Tuesday, October 13, 2009

normal justice

The authors of Justice in the Burbs advise that when you start getting involved with justice issues you can "kiss normal good-bye." What is normal anyway? Is it normal for 1 in 4 college aged women to experience an attempted or a completed rape? Is it normal for half the current homeless population to be made up of families with children? Is it normal for 1 in 5 people to be without health insurance? Is it normal for 1 in 10 people to go to bed hungry in the US. Unfortunately, these things are normal today - that's why they are justice issues. Changing these "norms" means altering the status quo and that's where doing justice meets passive, often active and sometimes angry resistance. With change, someone is going to have to give something up and even if it is for the greater good, that's not a normal human reaction.

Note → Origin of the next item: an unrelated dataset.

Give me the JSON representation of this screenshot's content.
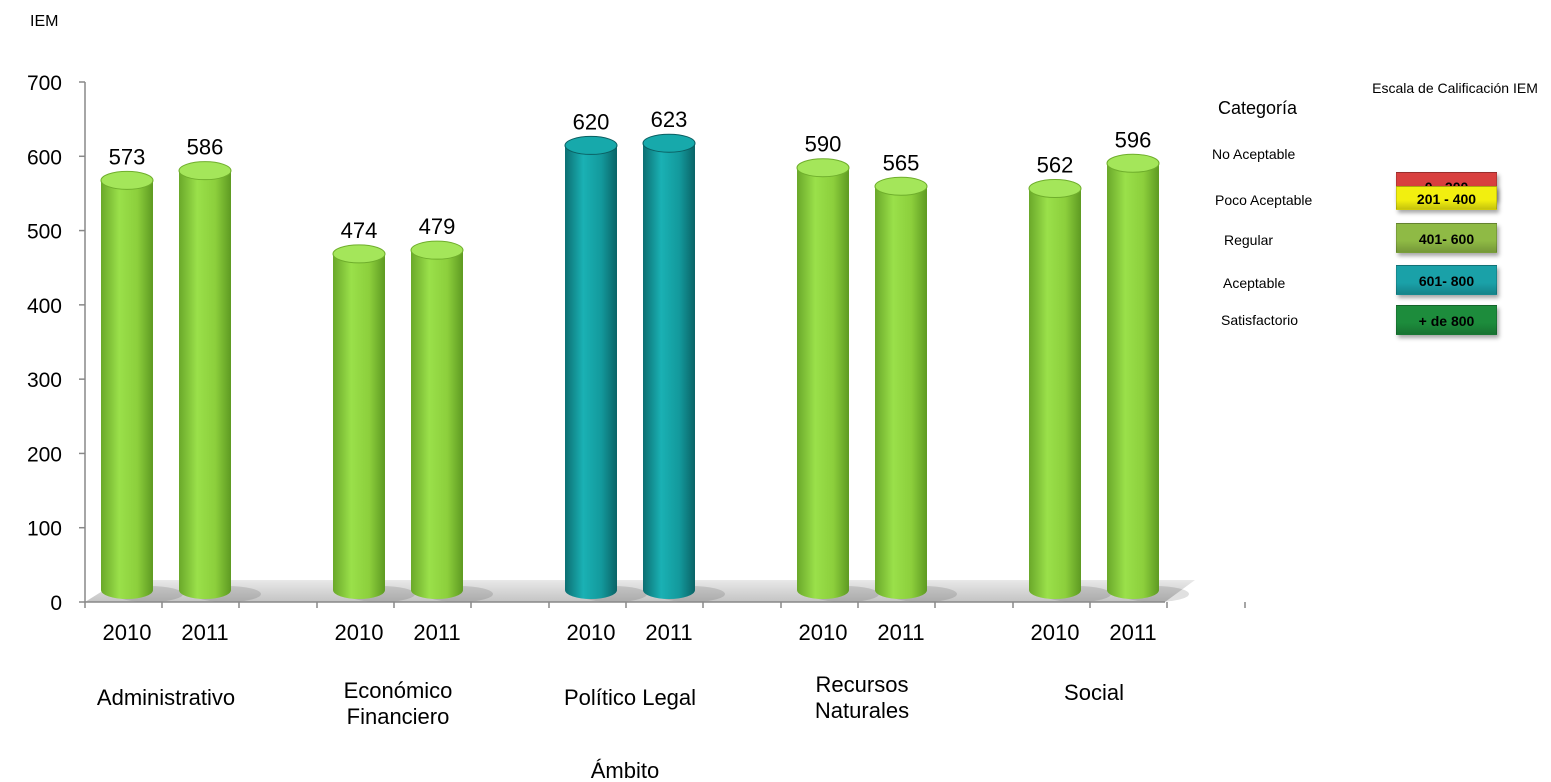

Is it normal for Christians to feel passionately about issues of justice and speak out?
The church must be reminded that it is not the master or the servant of the state, but rather the conscience of the state. It must be the guide and the critic of the state, and never its tool. If the church does not recapture its prophetic zeal, it will become an irrelevant social club without moral or spiritual authority. - Martin Luther King, Jr., 1963
I'm afraid Christianity in America has lost its passion. It’s become mainstream, selfish, narcissistic, bland, couch-potato, feel good fluff. Core values include promoting creationism, pro-life, heterosexuality and "saving souls." These are good things to promote and I respect those who strongly believe in them…but I don't fit in there. I don't see these as pressing issues in my faith. I need a gut-retching, enduring, bold challenge to seek justice, love, peace, understanding, and tolerance. I need a community where I can be held accountable, not only for my daily actions and prayer life, but for the greater ills of society. The pain and hurts I've caused by compliance, compliance with a world that is inherently broken with systemic injustice. I need something real and tangible. I've just spent three years of my life in a corrupt country with few resources to bring about lasting healing; I need to know it wasn't in vain. I need to know there's still a community willing to take me in and care for me as I rediscover this strange reality of America. - Carol in Philadelphia, 2009
I wish it were normal. I thank God for these voices of justice in my life urging me outward and onward, beyond normal!